Andhra Medical College, Visakhapatnam, India.
Salcit Technologies, Jayabheri Silicon Towers, Hyderabad, India.
Sci Rep. 2023 Mar 23;13(1):4740. doi: 10.1038/s41598-023-31772-9.
Acoustic signal analysis has been employed in various medical devices. However, studies involving cough sound analysis to screen the potential pulmonary tuberculosis (PTB) suspects are very few. The main objective of this cross-sectional validation study was to develop and validate the Swaasa AI platform to screen and prioritize at risk patients for PTB based on the signature cough sound as well as symptomatic information provided by the subjects. The voluntary cough sound data was collected at Andhra Medical College-India. An Algorithm based on multimodal convolutional neural network architecture and feedforward artificial neural network (tabular features) was built and validated on a total of 567 subjects, comprising 278 positive and 289 negative PTB cases. The output from these two models was combined to detect the likely presence (positive cases) of PTB. In the clinical validation phase, the AI-model was found to be 86.82% accurate in detecting the likely presence of PTB with 90.36% sensitivity and 84.67% specificity. The pilot testing of model was conducted at a peripheral health care centre, RHC Simhachalam-India on 65 presumptive PTB cases. Out of which, 15 subjects truly turned out to be PTB positive with a positive predictive value of 75%. The validation results obtained from the model are quite encouraging. This platform has the potential to fulfil the unmet need of a cost-effective PTB screening method. It works remotely, presents instantaneous results, and does not require a highly trained operator. Therefore, it could be implemented in various inaccessible, resource-poor parts of the world.

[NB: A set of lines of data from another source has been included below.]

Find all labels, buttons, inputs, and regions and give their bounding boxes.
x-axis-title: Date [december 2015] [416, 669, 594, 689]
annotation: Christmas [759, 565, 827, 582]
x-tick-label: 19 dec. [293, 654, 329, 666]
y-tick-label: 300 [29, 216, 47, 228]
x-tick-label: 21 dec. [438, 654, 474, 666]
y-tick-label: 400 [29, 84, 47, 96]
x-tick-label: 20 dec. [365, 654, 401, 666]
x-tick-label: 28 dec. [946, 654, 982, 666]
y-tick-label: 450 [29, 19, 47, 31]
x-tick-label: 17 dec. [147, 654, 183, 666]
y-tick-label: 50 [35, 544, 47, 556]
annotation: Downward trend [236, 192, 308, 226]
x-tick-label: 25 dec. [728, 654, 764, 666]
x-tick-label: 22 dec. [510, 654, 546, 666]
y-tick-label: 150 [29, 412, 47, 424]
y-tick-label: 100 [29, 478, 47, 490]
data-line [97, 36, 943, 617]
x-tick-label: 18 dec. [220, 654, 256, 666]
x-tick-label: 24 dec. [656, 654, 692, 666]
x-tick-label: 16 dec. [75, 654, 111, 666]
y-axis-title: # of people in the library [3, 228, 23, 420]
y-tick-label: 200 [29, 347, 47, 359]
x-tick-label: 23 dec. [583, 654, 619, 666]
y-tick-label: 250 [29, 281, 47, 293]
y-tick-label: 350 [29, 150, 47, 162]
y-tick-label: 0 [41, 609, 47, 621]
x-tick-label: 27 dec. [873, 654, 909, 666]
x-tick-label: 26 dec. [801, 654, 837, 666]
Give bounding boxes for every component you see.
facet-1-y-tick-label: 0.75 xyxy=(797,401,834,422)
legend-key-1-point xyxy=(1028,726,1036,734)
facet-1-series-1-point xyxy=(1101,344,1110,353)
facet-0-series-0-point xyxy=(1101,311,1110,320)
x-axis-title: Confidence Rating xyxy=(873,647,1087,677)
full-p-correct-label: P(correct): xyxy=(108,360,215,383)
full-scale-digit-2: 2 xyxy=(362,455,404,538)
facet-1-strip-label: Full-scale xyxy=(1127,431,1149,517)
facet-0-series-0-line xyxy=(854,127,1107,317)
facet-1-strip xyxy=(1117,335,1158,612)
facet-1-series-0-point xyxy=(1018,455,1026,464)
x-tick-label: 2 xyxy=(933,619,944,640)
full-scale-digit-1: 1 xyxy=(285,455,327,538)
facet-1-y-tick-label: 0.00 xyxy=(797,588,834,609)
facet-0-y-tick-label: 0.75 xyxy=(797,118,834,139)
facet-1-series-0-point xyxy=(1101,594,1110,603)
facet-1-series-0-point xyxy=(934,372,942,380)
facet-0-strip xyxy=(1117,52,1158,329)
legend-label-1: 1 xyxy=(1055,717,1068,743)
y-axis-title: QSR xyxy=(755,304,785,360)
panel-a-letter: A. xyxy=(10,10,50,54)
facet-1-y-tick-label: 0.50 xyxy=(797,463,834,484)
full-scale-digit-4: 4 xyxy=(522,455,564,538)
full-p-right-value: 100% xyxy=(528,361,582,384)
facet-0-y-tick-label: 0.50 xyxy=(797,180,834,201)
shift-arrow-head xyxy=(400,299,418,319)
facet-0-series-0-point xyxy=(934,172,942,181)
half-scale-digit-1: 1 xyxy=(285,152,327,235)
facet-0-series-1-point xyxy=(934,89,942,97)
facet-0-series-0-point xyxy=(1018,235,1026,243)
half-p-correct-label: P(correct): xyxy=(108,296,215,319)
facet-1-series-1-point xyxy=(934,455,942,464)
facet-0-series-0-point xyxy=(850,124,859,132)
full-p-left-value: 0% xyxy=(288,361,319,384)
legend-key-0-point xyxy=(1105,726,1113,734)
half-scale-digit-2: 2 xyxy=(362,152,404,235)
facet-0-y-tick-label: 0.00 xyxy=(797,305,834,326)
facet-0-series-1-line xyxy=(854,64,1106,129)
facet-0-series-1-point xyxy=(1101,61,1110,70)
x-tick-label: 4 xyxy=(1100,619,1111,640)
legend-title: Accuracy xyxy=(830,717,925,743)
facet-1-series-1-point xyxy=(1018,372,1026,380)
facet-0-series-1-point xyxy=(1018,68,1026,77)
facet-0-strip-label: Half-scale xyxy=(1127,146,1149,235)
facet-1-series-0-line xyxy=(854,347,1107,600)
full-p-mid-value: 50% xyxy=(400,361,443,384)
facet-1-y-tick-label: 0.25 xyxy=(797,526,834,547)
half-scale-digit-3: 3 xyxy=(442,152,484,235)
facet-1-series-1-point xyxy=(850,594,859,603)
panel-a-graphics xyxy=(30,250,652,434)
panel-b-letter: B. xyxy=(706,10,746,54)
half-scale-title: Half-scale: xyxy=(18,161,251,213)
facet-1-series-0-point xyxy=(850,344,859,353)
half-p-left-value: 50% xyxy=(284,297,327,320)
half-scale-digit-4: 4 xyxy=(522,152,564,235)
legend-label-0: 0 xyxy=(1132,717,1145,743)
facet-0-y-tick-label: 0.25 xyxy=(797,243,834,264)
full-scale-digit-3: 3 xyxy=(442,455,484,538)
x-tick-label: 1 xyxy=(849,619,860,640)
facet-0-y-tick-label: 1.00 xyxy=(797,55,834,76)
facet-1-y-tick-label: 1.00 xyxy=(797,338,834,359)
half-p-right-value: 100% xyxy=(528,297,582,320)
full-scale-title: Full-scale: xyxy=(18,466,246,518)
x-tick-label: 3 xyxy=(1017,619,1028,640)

声学信号分析已应用于各种医疗设备中。然而,涉及咳嗽声音分析以筛选潜在肺结核(PTB)患者的研究却很少。本横断面验证研究的主要目的是开发和验证 Swaasa AI 平台,根据特征性咳嗽声音以及患者提供的症状信息来筛选和优先考虑有患 PTB 风险的患者。自愿性咳嗽声音数据是在印度安得拉邦医学院收集的。基于多模态卷积神经网络架构和前馈人工神经网络(表格特征)构建了一个算法,并在总共 567 名受试者(包括 278 名阳性和 289 名阴性 PTB 病例)上进行了验证。这两个模型的输出结合起来以检测 PTB 的可能存在(阳性病例)。在临床验证阶段,该人工智能模型在检测 PTB 可能存在方面的准确率为 86.82%,灵敏度为 90.36%,特异性为 84.67%。该模型的初步测试是在印度 Simhachalam 地区卫生保健中心进行的,共对 65 例疑似 PTB 病例进行了测试。其中,15 例患者确实被证实为 PTB 阳性,阳性预测值为 75%。模型得到的验证结果令人鼓舞。该平台有可能满足具有成本效益的 PTB 筛查方法的未满足需求。它可以远程工作,提供即时结果,并且不需要高度训练的操作员。因此,它可以在世界上各种难以到达、资源匮乏的地区实施。